Nitin Pawar 2013-04-25, 10:04
Sagar Mehta 2013-04-26, 17:27
-Re: Automatically mapping a job submitted by a particular user to a specific hadoop map-reduce queue
Sandy Ryza 2013-04-26, 18:38
I'm glad to hear that it would help. Unfortunately, we are no longer
adding features to CDH3, so you would have to upgrade to CDH4 or backport
it yourself to use it.
On Fri, Apr 26, 2013 at 10:27 AM, Sagar Mehta <[EMAIL PROTECTED]> wrote:
> Hi Sandy,
> Thanks for your prompt reply!!
> The jira that you pointed out would make it easy for us to do the
> automatic mapping and getting close towards enforcing a policy
> automatically. Any idea when it would be incorporated into cdh/hadoop
> releases and if it could be back-ported for cdh3u2 which we have currently
> running in production?
> Currently we are getting around this using the -Dmapred.job.queue.name="X"
> and the subsequent mapping of map-red job queue to Fair-share scheduler
> pool. We are using ACLs [more of a white-list] by
> configuring mapred-queue-acls.xml to ensure people can only submit to the
> right queue.
> *Two limitations of this round-about approach are*
> 1. It is manual
> 2. It exposes the policy where user A is asked to submit jobs to queue
> X and user B is asked to submit jobs to queue Y [with different scheduler
> properties]. We want this to be completely transparent to the user of our
> The jira above would be a great first step towards such automatic mapping!!

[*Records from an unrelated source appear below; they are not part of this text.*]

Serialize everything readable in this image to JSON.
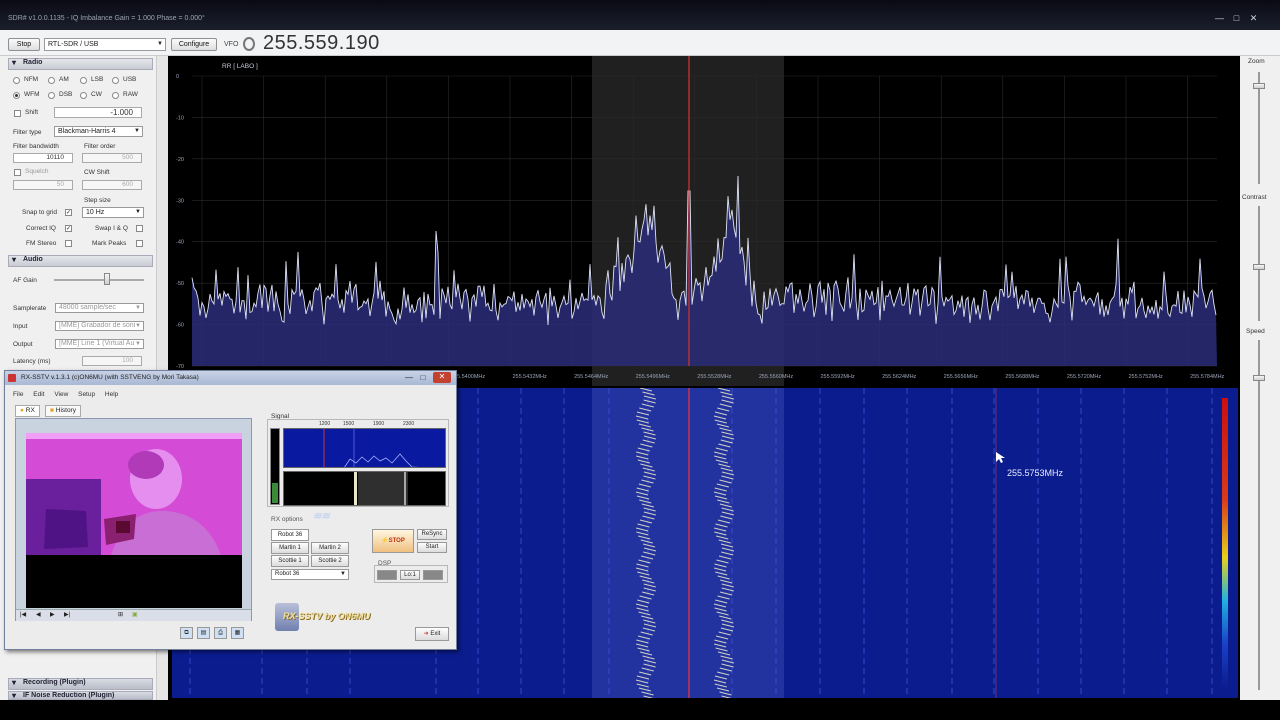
{
  "window": {
    "title": "SDR# v1.0.0.1135 - IQ Imbalance Gain = 1.000 Phase = 0.000°",
    "controls": [
      "—",
      "□",
      "✕"
    ]
  },
  "toolbar": {
    "stop_label": "Stop",
    "source": "RTL-SDR / USB",
    "configure_label": "Configure",
    "vfo_label": "VFO",
    "vfo_frequency": "255.559.190"
  },
  "radio": {
    "header": "Radio",
    "modes": [
      "NFM",
      "AM",
      "LSB",
      "USB",
      "WFM",
      "DSB",
      "CW",
      "RAW"
    ],
    "selected_mode": "USB",
    "shift_label": "Shift",
    "shift_value": "-1.000",
    "filter_type_label": "Filter type",
    "filter_type": "Blackman-Harris 4",
    "filter_bandwidth_label": "Filter bandwidth",
    "filter_bandwidth": "10110",
    "filter_order_label": "Filter order",
    "filter_order": "500",
    "squelch_label": "Squelch",
    "squelch": "50",
    "cw_shift_label": "CW Shift",
    "cw_shift": "600",
    "step_size_label": "Step size",
    "step_size": "10 Hz",
    "snap_label": "Snap to grid",
    "correct_iq_label": "Correct IQ",
    "swap_iq_label": "Swap I & Q",
    "fm_stereo_label": "FM Stereo",
    "mark_peaks_label": "Mark Peaks"
  },
  "audio": {
    "header": "Audio",
    "af_gain_label": "AF Gain",
    "af_gain_level": 0.6,
    "samplerate_label": "Samplerate",
    "samplerate": "48000 sample/sec",
    "input_label": "Input",
    "input": "[MME] Grabador de soni",
    "output_label": "Output",
    "output": "[MME] Line 1 (Virtual Au",
    "latency_label": "Latency (ms)",
    "latency": "100"
  },
  "bottom_panels": [
    "Recording (Plugin)",
    "IF Noise Reduction (Plugin)"
  ],
  "right_panel": {
    "zoom_label": "Zoom",
    "contrast_label": "Contrast",
    "speed_label": "Speed",
    "zoom_level": 0.1,
    "contrast_level": 0.5,
    "speed_level": 0.1
  },
  "spectrum": {
    "db_labels": [
      "0",
      "-10",
      "-20",
      "-30",
      "-40",
      "-50",
      "-60",
      "-70"
    ],
    "freq_labels": [
      "255.5400MHz",
      "255.5432MHz",
      "255.5464MHz",
      "255.5496MHz",
      "255.5528MHz",
      "255.5560MHz",
      "255.5592MHz",
      "255.5624MHz",
      "255.5656MHz",
      "255.5688MHz",
      "255.5720MHz",
      "255.5752MHz",
      "255.5784MHz",
      "255.5816MHz",
      "255.5848MHz"
    ],
    "corner_label": "RR [ LABO ]"
  },
  "waterfall": {
    "cursor_frequency": "255.5753MHz"
  },
  "rx_sstv": {
    "title": "RX-SSTV v.1.3.1 (c)ON6MU (with SSTVENG by Mori Takasa)",
    "menu": [
      "File",
      "Edit",
      "View",
      "Setup",
      "Help"
    ],
    "tabs": [
      "RX",
      "History"
    ],
    "signal_label": "Signal",
    "signal_ticks": [
      "1200",
      "1500",
      "1900",
      "2300"
    ],
    "rx_options_label": "RX options",
    "modes": [
      "Robot 36",
      "Martin 1",
      "Martin 2",
      "Scottie 1",
      "Scottie 2"
    ],
    "mode_select": "Robot 36",
    "stop_label": "STOP",
    "resync_label": "ReSync",
    "start_label": "Start",
    "dsp_label": "DSP",
    "dsp_buttons": [
      "",
      "Lo:1",
      ""
    ],
    "logo_text": "RX-SSTV by ON6MU",
    "exit_label": "Exit"
  }
}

> On Wed, Apr 24, 2013 at 11:41 PM, Sandy Ryza <[EMAIL PROTECTED]>wrote:
>> Hi Sagar,
>> This capability currently does not exist in the fair scheduler (or other
>> schedulers, as far as I know), but a JIRA has been filed recently that
>> addresses a similar need. Would
>> https://issues.apache.org/jira/browse/MAPREDUCE-5132 work for what
>> you're trying to do? If not, would you mind filing a new JIRA for the
>> functionality you'd want?
>> On Wed, Apr 24, 2013 at 6:22 PM, Sagar Mehta <[EMAIL PROTECTED]>wrote:
>>> Hi Guys,
>>> We have a general purpose Hive cluster [about 200 nodes] which is used
>>> for various jobs like
>>> - Production
>>> - Experimental/Research
>>> - Adhoc queries
>>> We are using the fair-share scheduler to schedule them and for this we
>>> have corresponding 3 pools in the scheduler.
>>> *Here is what we want.*
>>> *A hive query submitted by a user with user-name A should go to one of
>>> the pools above based on a pre-defined mapping. We are wondering where/how
>>> to specify this mapping?*
>>> *We can do this manually by adding -Dmapred.job.queue.name="X" on a
>>> particular job run.*
>>> This puts the job on the map-reduce queue named "X" and the following
>>> configuration in the fair-share scheduler
>>> maps this to a pool named "X" in the fair-share scheduler.
>>> However we [while wearing our Hadoop developer/admin hat] don't want the
>>> user/analyst to specify that so as to enforce some cluster-use policy.
>>> Based on his/her username we want to automatically select which hadoop
>>> queue and subsequently which fair-share scheduler pool, his/her job should
>>> go to. I'm pretty sure this is a common use-case and wondering how to do
>>> this in Hadoop.
>>> Any help/insights/pointers would be greatly appreciated.
>>> PS - Btw we are using Cloudera cdh3u2 and the user jobs are Hive queries.